Let’s test it out! First we need to load data

[4]:

from AFL.double_agent.data import example_dataset1

ds = example_dataset1()
ds

Now let’s add our new PipelineOp to a Pipeline and run the calculation

[13]:

from AFL.double_agent import *

with Pipeline() as pipeline:
    MyNormalizer(
        input_variable='measurement',
        output_variable='normalized_measurement'
    )

ds_result = pipeline.calculate(ds)
ds_result

We can plot the results side by size to compare them

[15]:

fig,axes = plt.subplots(1,2,figsize=(8,3.25))

ds_result.measurement.plot.line(x='x',xscale='log',yscale='log',ax=axes[0],add_legend=False)
ds_result.normalized_measurement.plot.line(x='x',xscale='log',yscale='log',ax=axes[1],add_legend=False)

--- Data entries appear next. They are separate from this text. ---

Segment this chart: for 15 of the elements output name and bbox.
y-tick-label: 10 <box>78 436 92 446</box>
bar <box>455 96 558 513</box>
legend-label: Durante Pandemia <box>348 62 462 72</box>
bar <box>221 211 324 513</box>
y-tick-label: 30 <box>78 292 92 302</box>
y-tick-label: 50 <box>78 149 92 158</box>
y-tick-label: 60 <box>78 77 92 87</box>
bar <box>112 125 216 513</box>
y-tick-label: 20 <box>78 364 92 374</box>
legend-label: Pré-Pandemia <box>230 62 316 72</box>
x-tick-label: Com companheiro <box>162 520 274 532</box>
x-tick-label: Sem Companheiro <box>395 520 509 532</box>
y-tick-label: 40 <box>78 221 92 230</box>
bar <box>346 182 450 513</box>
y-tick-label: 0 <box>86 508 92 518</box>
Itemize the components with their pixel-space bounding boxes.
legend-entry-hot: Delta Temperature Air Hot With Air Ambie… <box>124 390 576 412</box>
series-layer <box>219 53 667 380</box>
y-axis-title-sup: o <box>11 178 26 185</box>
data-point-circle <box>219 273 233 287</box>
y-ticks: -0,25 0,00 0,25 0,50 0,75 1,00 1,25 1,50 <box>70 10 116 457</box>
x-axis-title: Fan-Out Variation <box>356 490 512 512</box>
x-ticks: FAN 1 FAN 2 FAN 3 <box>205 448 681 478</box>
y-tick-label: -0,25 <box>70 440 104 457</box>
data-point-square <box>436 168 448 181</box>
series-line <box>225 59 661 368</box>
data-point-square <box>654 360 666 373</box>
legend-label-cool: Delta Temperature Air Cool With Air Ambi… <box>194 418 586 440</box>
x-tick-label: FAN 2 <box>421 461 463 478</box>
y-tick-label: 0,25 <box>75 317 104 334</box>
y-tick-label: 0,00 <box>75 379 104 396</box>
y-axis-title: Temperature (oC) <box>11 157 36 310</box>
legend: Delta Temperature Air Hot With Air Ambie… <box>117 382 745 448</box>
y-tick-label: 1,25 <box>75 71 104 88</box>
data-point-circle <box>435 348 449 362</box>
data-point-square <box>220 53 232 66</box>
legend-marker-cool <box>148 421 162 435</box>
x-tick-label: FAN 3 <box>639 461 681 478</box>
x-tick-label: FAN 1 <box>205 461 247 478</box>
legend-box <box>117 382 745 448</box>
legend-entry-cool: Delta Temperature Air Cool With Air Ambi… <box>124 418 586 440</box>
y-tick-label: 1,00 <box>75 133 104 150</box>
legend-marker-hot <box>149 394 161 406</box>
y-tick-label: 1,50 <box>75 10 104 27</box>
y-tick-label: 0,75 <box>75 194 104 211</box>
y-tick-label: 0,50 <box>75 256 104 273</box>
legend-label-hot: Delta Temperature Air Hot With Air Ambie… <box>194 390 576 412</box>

axes[0].set(title="Raw Data")
axes[1].set(title="MyNormalized Data")
fig.tight_layout()

../_images/how-to_create_pipelineop_12_0.png

Note the differences in the y-axis!

Conclusion#

In this tutorial, we learned how to:

Create a custom PipelineOp by subclassing the base class
Define the required calculate method to implement our data processing logic
Add our new operation to a Pipeline and execute it on a dataset
Visualize the results to confirm our normalization worked as expected

Custom PipelineOp classes allow you to extend AFL’s functionality with your own data processing operations.